作業終了後の様子です。二階部分が消滅しました。
一階天井も一部が残るだけです。取り壊されていない階段から俯瞰で撮影した写真です。
一階柱は間引かれているのがわかります。
廃棄物が分別されています。左が鉄、右がアルミ
見にくいのですが、足場のパイプにロープが接続され、そのロープが重機のアームに固定されています。
壁が万一倒れたとしても被害を食い止めるということでしょうか?
これは解体中の建物の通路から上を見上げた様子です。剥がれたモルタルの外壁が足場のネットに引っ掛かって宙ぶらりんの状態です。
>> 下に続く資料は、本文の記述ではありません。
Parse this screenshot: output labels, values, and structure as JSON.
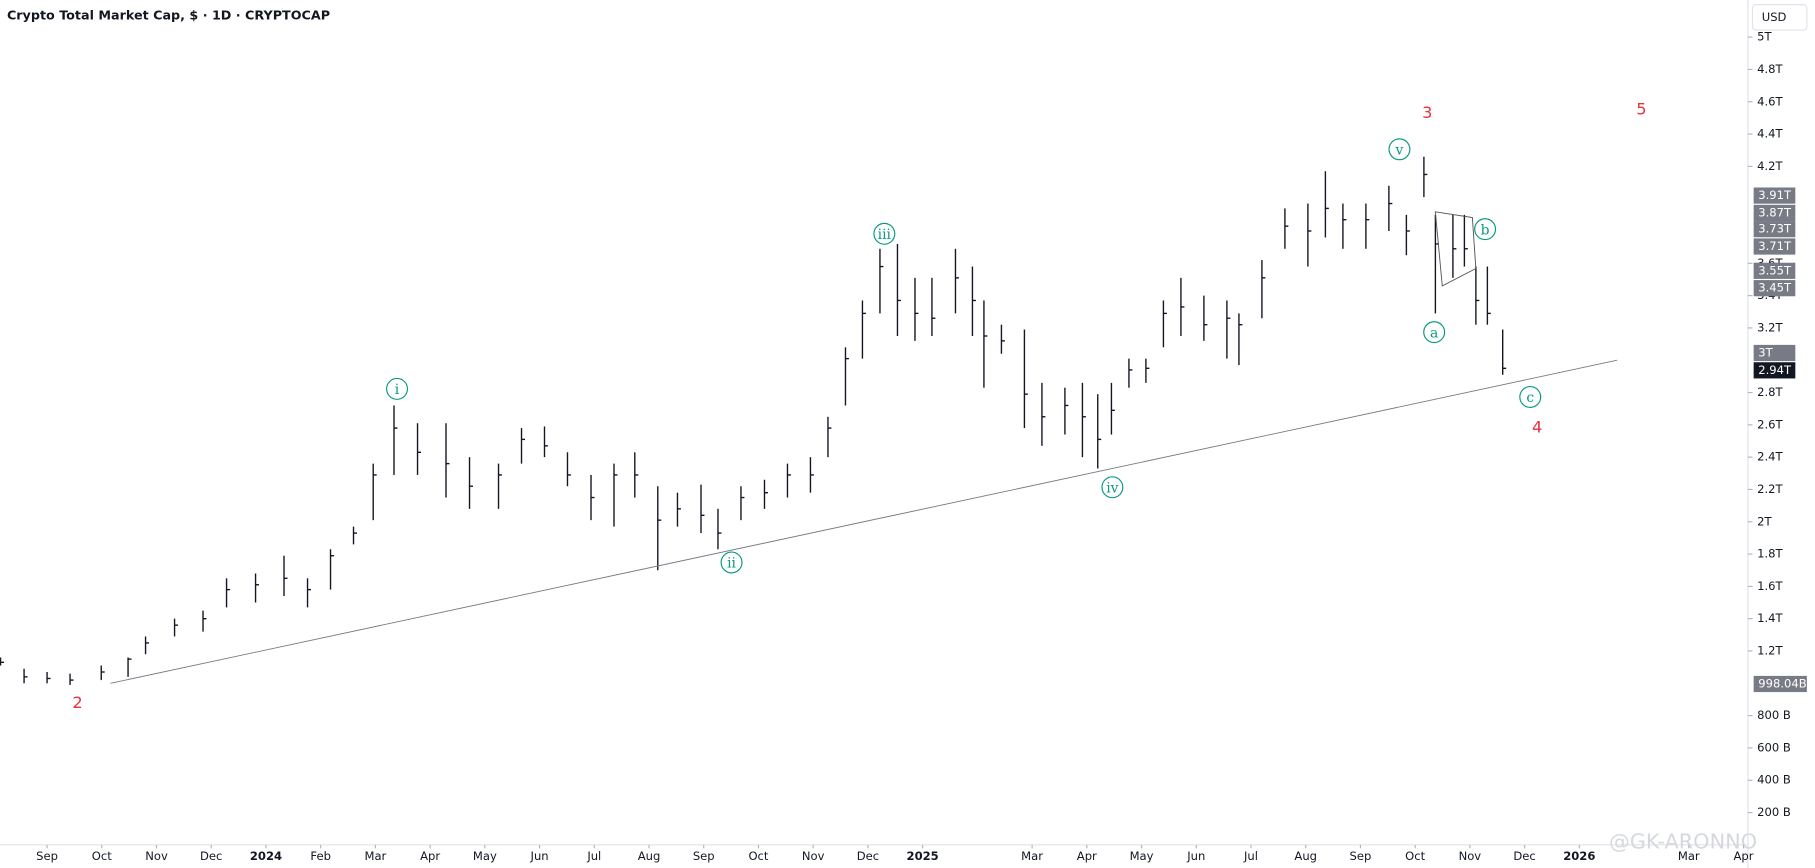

この下を通れというのでしょうか?作業後の安全確認を確実におこなっていただきたいものです。
人払いをしたのちに自分でこの剥がれた外壁を突っついて落としましたが、落ちたときの衝撃は凄まじいものでした。当たったら死んでもおかしくないと断言できます。ちょうど宮山さんとお会いしたので指摘させていただきました。宮山さんから解体業者さんに連絡がいったようで月曜に責任者の方が”若旦那”父のもとへ謝りに来てくださいました。くれぐれも安全優先でお願いします。